Mohon tunggu...
Tamita Wibisono
Tamita Wibisono Mohon Tunggu... Freelancer - Creativepreuner

Penulis Kumpulan Cerita Separuh Purnama, Creativepreuner, Tim Humas dan Kemitraan Cendekiawan Nusantara

Selanjutnya

Tutup

Ramadan Pilihan

Bunyi Bedug Tanda Berbuka Hingga Tadarus Bersama , Khas Ramadan Yang Dirindukan

16 April 2021   23:48 Diperbarui: 16 April 2021   23:53 6036
+
Laporkan Konten
Laporkan Akun
Kompasiana adalah platform blog. Konten ini menjadi tanggung jawab bloger dan tidak mewakili pandangan redaksi Kompas.
Lihat foto
Bagikan ide kreativitasmu dalam bentuk konten di Kompasiana | Sumber gambar: Freepik

Bedug, satu perangkat yang sudah tidak asing lagi suaranya. Terbuat dari kayu pilihan dengan dua bagian yang ditabuhnya terbuat dari kulit. Pada umumnya terdapat hampir di setiap masjid. Ditabuh sesaat sebelum kumandang azan.

Kala Ramadan begini, suara bedug adalah momen paling dinanti. Tiada hari tanda menunggui. Bedug oh bedug, hanya saat radan sajakah engkau menjadi berarti?! Bisa dibilang rindu suara bedug hampir setiap hari.
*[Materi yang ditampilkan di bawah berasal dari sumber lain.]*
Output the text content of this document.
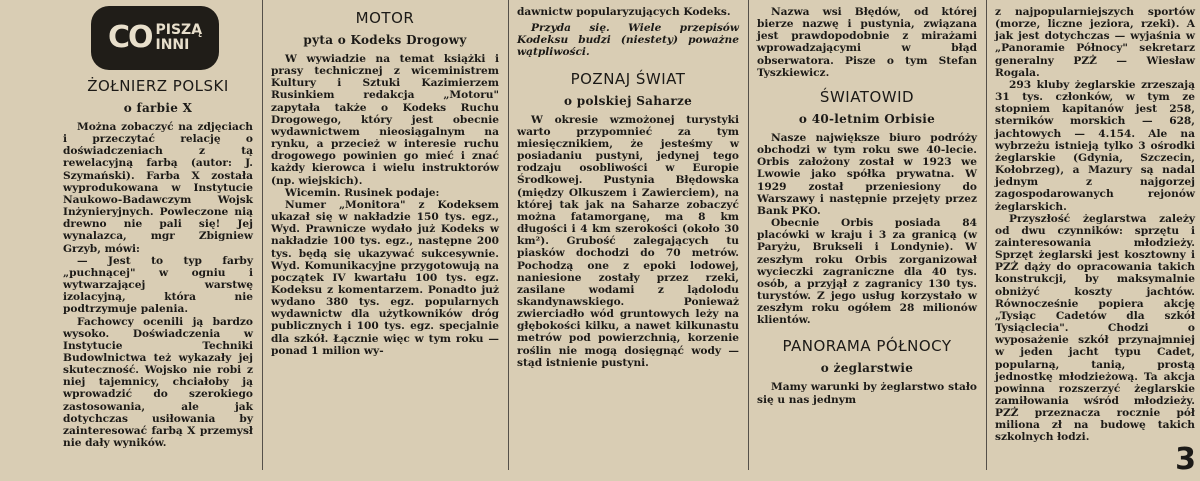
CO PISZĄ
INNI
ŻOŁNIERZ POLSKI
o farbie X

Można zobaczyć na zdjęciach i przeczytać relację o doświadczeniach z tą rewelacyjną farbą (autor: J. Szymański). Farba X została wyprodukowana w Instytucie Naukowo-Badawczym Wojsk Inżynieryjnych. Powleczone nią drewno nie pali się! Jej wynalazca, mgr Zbigniew Grzyb, mówi:

— Jest to typ farby „puchnącej" w ogniu i wytwarzającej warstwę izolacyjną, która nie podtrzymuje palenia.

Fachowcy ocenili ją bardzo wysoko. Doświadczenia w Instytucie Techniki Budowlnictwa też wykazały jej skuteczność. Wojsko nie robi z niej tajemnicy, chciałoby ją wprowadzić do szerokiego zastosowania, ale jak dotychczas usiłowania by zainteresować farbą X przemysł nie dały wyników.

MOTOR
pyta o Kodeks Drogowy

W wywiadzie na temat książki i prasy technicznej z wiceministrem Kultury i Sztuki Kazimierzem Rusinkiem redakcja „Motoru" zapytała także o Kodeks Ruchu Drogowego, który jest obecnie wydawnictwem nieosiągalnym na rynku, a przecież w interesie ruchu drogowego powinien go mieć i znać każdy kierowca i wielu instruktorów (np. wiejskich).

Wicemin. Rusinek podaje:

Numer „Monitora" z Kodeksem ukazał się w nakładzie 150 tys. egz., Wyd. Prawnicze wydało już Kodeks w nakładzie 100 tys. egz., następne 200 tys. będą się ukazywać sukcesywnie. Wyd. Komunikacyjne przygotowują na początek IV kwartału 100 tys. egz. Kodeksu z komentarzem. Ponadto już wydano 380 tys. egz. popularnych wydawnictw dla użytkowników dróg publicznych i 100 tys. egz. specjalnie dla szkół. Łącznie więc w tym roku — ponad 1 milion wy-

dawnictw popularyzujących Kodeks.

Przyda się. Wiele przepisów Kodeksu budzi (niestety) poważne wątpliwości.

POZNAJ ŚWIAT
o polskiej Saharze

W okresie wzmożonej turystyki warto przypomnieć za tym miesięcznikiem, że jesteśmy w posiadaniu pustyni, jedynej tego rodzaju osobliwości w Europie Środkowej. Pustynia Błędowska (między Olkuszem i Zawierciem), na której tak jak na Saharze zobaczyć można fatamorganę, ma 8 km długości i 4 km szerokości (około 30 km²). Grubość zalegających tu piasków dochodzi do 70 metrów. Pochodzą one z epoki lodowej, naniesione zostały przez rzeki, zasilane wodami z lądolodu skandynawskiego. Ponieważ zwierciadło wód gruntowych leży na głębokości kilku, a nawet kilkunastu metrów pod powierzchnią, korzenie roślin nie mogą dosięgnąć wody — stąd istnienie pustyni.

Nazwa wsi Błędów, od której bierze nazwę i pustynia, związana jest prawdopodobnie z mirażami wprowadzającymi w błąd obserwatora. Pisze o tym Stefan Tyszkiewicz.

ŚWIATOWID
o 40-letnim Orbisie

Nasze największe biuro podróży obchodzi w tym roku swe 40-lecie. Orbis założony został w 1923 we Lwowie jako spółka prywatna. W 1929 został przeniesiony do Warszawy i następnie przejęty przez Bank PKO.

Obecnie Orbis posiada 84 placówki w kraju i 3 za granicą (w Paryżu, Brukseli i Londynie). W zeszłym roku Orbis zorganizował wycieczki zagraniczne dla 40 tys. osób, a przyjął z zagranicy 130 tys. turystów. Z jego usług korzystało w zeszłym roku ogółem 28 milionów klientów.

PANORAMA PÓŁNOCY
o żeglarstwie

Mamy warunki by żeglarstwo stało się u nas jednym

z najpopularniejszych sportów (morze, liczne jeziora, rzeki). A jak jest dotychczas — wyjaśnia w „Panoramie Północy" sekretarz generalny PZŻ — Wiesław Rogala.

293 kluby żeglarskie zrzeszają 31 tys. członków, w tym ze stopniem kapitanów jest 258, sterników morskich — 628, jachtowych — 4.154. Ale na wybrzeżu istnieją tylko 3 ośrodki żeglarskie (Gdynia, Szczecin, Kołobrzeg), a Mazury są nadal jednym z najgorzej zagospodarowanych rejonów żeglarskich.

Przyszłość żeglarstwa zależy od dwu czynników: sprzętu i zainteresowania młodzieży. Sprzęt żeglarski jest kosztowny i PZŻ dąży do opracowania takich konstrukcji, by maksymalnie obniżyć koszty jachtów. Równocześnie popiera akcję „Tysiąc Cadetów dla szkół Tysiąclecia". Chodzi o wyposażenie szkół przynajmniej w jeden jacht typu Cadet, popularną, tanią, prostą jednostkę młodzieżową. Ta akcja powinna rozszerzyć żeglarskie zamiłowania wśród młodzieży. PZŻ przeznacza rocznie pół miliona zł na budowę takich szkolnych łodzi.

3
Begitulah, suara debum lirih ditabuhnya bedug menjadi bertanda berbuka puasa. Melepas rindu akan haus dahaga dengan minuman yang tersedia. Pun aneka menu makanan tersaji siap disantap sebagai pengobat rindu setelah seharian berpuasa.

Sungguh berbeda dengan hari-hari biasa bukan?! Suara bedug saat Ramadan menjadi nyanyian rindu yang seolah ditasbihkan . Syahdu, seiring datangnya senja yang menggebu agar lekas berbuka. Ya, masa kecil dulu saat bisa ikut menabuh bedug adalah sebuah kebanggaan tersendiri. 

 Ada ritme tertentu dalam menabuh bedug. Tak sembarang memukulkan kayu penabuhnya. Entah seperti apa hitungan dalam memukulkan bedug sehingga iramanya begitu menggembirakan hati semua orang. 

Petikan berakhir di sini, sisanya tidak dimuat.